Optional step: In case you want Nemo to behave more similarly to nautilus desktop layout, you can enable the setting running this command on the terminal:

gsettings set org.nemo.desktop use-desktop-grid false

(On Debian use apt install nemo).

On my Debian 10 system I can see that the AutostartCondition=GSettings org.nemo.desktop show-desktop-icons line on the .desktop file doesn't change color as the other on gedit (text editor).
I need to remove that part to use it.

  1. Use an extension for desktop icons, like this for example: https://extensions.gnome.org/extension/1465/desktop-icons/.

  2. You can use the desktopfolder package.

There are also idesk and rox-filer https://wiki.debian.org/Openbox#Desktop_icons.

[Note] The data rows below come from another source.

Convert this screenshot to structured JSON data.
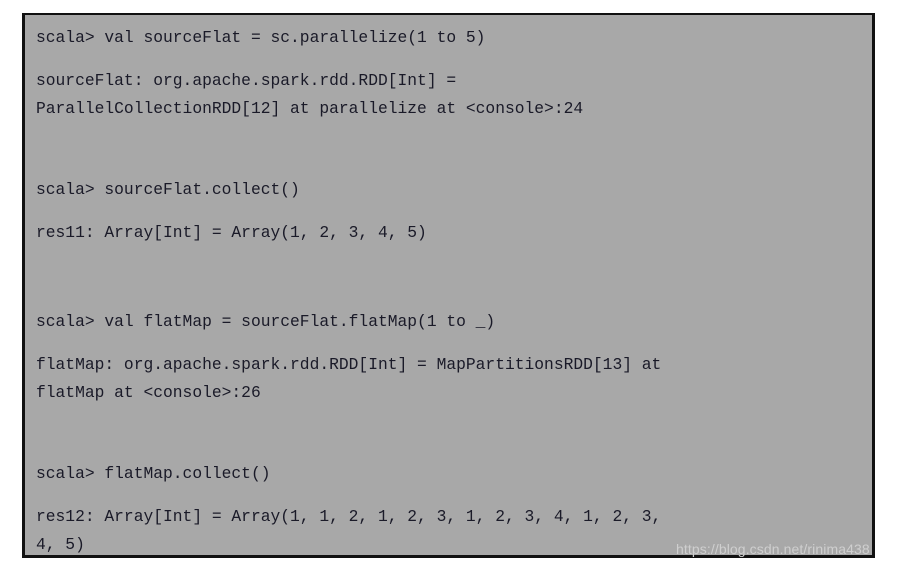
{
  "terminal": {
    "background_color": "#a8a8a8",
    "text_color": "#1a1a28",
    "border_color": "#111111",
    "blocks": [
      {
        "prompt": "scala> val sourceFlat = sc.parallelize(1 to 5)",
        "output_lines": [
          "sourceFlat: org.apache.spark.rdd.RDD[Int] =",
          "ParallelCollectionRDD[12] at parallelize at <console>:24"
        ]
      },
      {
        "prompt": "scala> sourceFlat.collect()",
        "output_lines": [
          "res11: Array[Int] = Array(1, 2, 3, 4, 5)"
        ]
      },
      {
        "prompt": "scala> val flatMap = sourceFlat.flatMap(1 to _)",
        "output_lines": [
          "flatMap: org.apache.spark.rdd.RDD[Int] = MapPartitionsRDD[13] at",
          "flatMap at <console>:26"
        ]
      },
      {
        "prompt": "scala> flatMap.collect()",
        "output_lines": [
          "res12: Array[Int] = Array(1, 1, 2, 1, 2, 3, 1, 2, 3, 4, 1, 2, 3,",
          "4, 5)"
        ]
      }
    ]
  },
  "watermark": {
    "text": "https://blog.csdn.net/rinima438"
  }
}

I tried idesk you have to manually set the icons.
It doesn't reflect the desktop folder.

I tried it on gnome and there it works bad.

Why has desktop support been removed?

The desktop was disabled for the default experience when GNOME 3 came out now 6 years ago, and so far has been mostly unmaintained. I spent around 3 months of work two years ago to try to save it somehow and did a rearchitectural work to try to separate the desktop from the Nautilus app so it won’t affect Nautilus development, and while it achieved some degree of separation, it didn’t achieve its main purpose and unfortunately brought even more problems than we had before. Now it has got to a point where the desktop is blocking us deeply in basically every major front we have set for future releases.

Also we notice that users rightfully have expectations for the desktop to work decently, and we acknowledge this is far from the reality and we are aware that the desktop is in a very poor state.